Дни тоски, болезненной придирчивости к друзьям, болезненного миролюбия по отношению к своим врагам прошли, но Шлезвиг, Дания и война крепко засели в голове государя.

Два вечера ораторствовал появившийся Гольц в кабинете Петра Федоровича и, как умный человек, красноречиво, убедительно доказывал невозможность этой войны. Он доказывал, что, наверное, мысль эта подсказана государю его врагами, чтобы удалить его из Петербурга и из России, дабы за его отсутствием произвести бог весть что! Гольц привез даже два письма от своего короля, в которых Фридрих говорил о том, что он готов помогать Петру в деле Шлезвига, но считает всякую войну для русского императора на первых порах царствования пагубной и немыслимой. Король советовал прежде всего подумать о поездке в Москву и короновании. Принц Жорж тоже появился, получил обратно женину звезду, был обласкан, помирился с племянником и присоединился тотчас к послу. Но уж чего Гольц не мог сделать, то Жоржу и подавно было не по силам. Все они стали надеяться, что грезы пройдут, как прошла его придирчивость, но все ошиблись…
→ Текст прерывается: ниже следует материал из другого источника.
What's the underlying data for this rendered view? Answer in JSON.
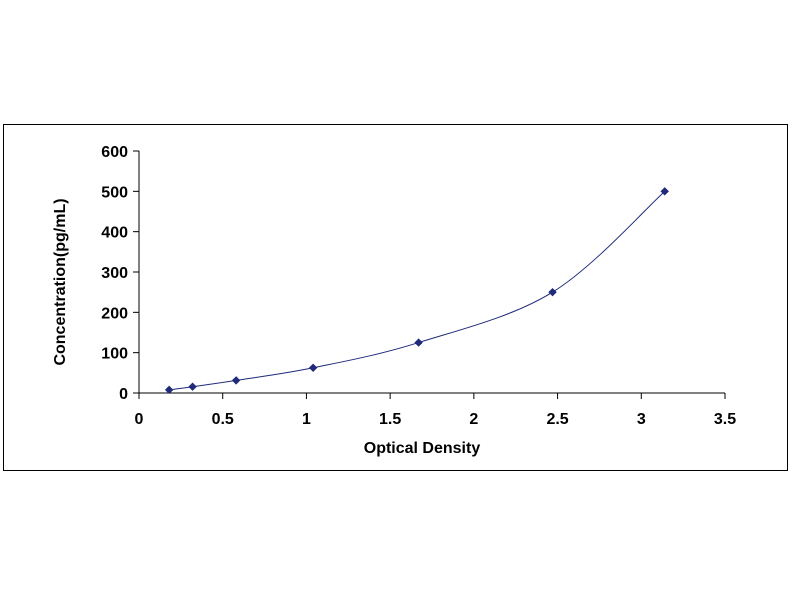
{
  "chart_data": {
    "type": "scatter",
    "title": "",
    "xlabel": "Optical Density",
    "ylabel": "Concentration(pg/mL)",
    "xlim": [
      0,
      3.5
    ],
    "ylim": [
      0,
      600
    ],
    "x_ticks": [
      "0",
      "0.5",
      "1",
      "1.5",
      "2",
      "2.5",
      "3",
      "3.5"
    ],
    "y_ticks": [
      "0",
      "100",
      "200",
      "300",
      "400",
      "500",
      "600"
    ],
    "grid": false,
    "legend": "none",
    "series": [
      {
        "points": [
          {
            "x": 0.18,
            "y": 7.8
          },
          {
            "x": 0.32,
            "y": 15.6
          },
          {
            "x": 0.58,
            "y": 31.25
          },
          {
            "x": 1.04,
            "y": 62.5
          },
          {
            "x": 1.67,
            "y": 125
          },
          {
            "x": 2.47,
            "y": 250
          },
          {
            "x": 3.14,
            "y": 500
          }
        ],
        "trendline": "smooth",
        "marker": "diamond",
        "color": "#1f2a7a"
      }
    ]
  }
}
Мера за мерой, указ за указом доказывали, что намерение государя будет приведено в исполнение, и даже очень скоро, очень энергично и во что бы то ни стало!

Курьер государя тайно ото всех, даже тайно от канцлера империи, поскакал в Германию, в место расположения корпуса русских войск под командой Румянцева, и повез никому не известную депешу.

А между тем государь крайне любезно обращался с датским посланником Гакстгаузеном, и Датский двор не подозревал о той грозе, которая надвигается на страну со стороны России.

XI

Еще полного месяца не прошло после первого свидания «Ночи» и юноши в уборной дома Гольца, а безумный пыл страсти у своенравной кокетки прошел! Быть может, влюбленный юноша был действительно невыносимо ревнив, но Маргарита уже начала раскаиваться в том роковом шаге, который связал ее существование с этим «львенком», как она его называла.

Вдобавок у влюбленного было особенное чутье. К Гольцу Шепелев не ревновал ее нисколько, хотя за последнее время посол и красавица видались ежедневно и постоянно о чем-то совещались, и иногда даже очень долго. Но всем поездкам Маргариты во дворец юноша мешал сколько мог. Он знал, как и многие в Петербурге, что государь становился с каждым днем все неравнодушнее к замечательной красавице. Воронцова уже, заметно для многих, отходила на второй план. А друг ее, Гудович, возненавидевший графиню Скабронскую и грубо обошедшийся с ней, тоже начинал пользоваться меньшим благорасположением государя.

– Ты совсем мужик! – заметил ему Петр Федорович. – С женщинами обращаться не умеешь! Тебя Гольц хотел на дуэль вызвать, и я его отговорил. – Но более этого государь ничего объяснить не захотел.

Насколько когда-то барон Гольц был занят мирным трактатом России с Пруссией, настолько теперь он был поглощен другим делом – расположить государя к умной и замечательно красивой женщине, конечно повиновавшейся ему слепо.

И чем более был государь мил и внимателен к Маргарите, отговаривавшей его от войны, тем более становился невыносим этот юноша, искренне, глубоко и чисто любивший ее первой любовью, и тем более раскаивалась она в своем недавнем легкомысленном поступке. Иногда хотя смутно, но у Маргариты уже стала являться мысль, как бы поскорее разойтись и отделаться от «львенка». Но это было, разумеется, мудрено. Это был не Фленсбург. Во-первых, потому, что он пользовался большими, чем тот, правами, а вдобавок и потому, что, как юноша, не остановился бы ни перед чем. Если бы ему сказали, что он будет сослан в Сибирь за малейшую огласку его отношений к графине Маргарите, то он ни минуты не поколебался бы! Все чаще в своих беседах с Маргаритой он горячо доказывал ей, что сочтет святым долгом убить всякого, к кому будет иметь повод ревновать ее. Слова его дышали при этом такою искренностью, что Маргарита не могла не верить, и ей становилось еще страшнее и, конечно, еще досаднее.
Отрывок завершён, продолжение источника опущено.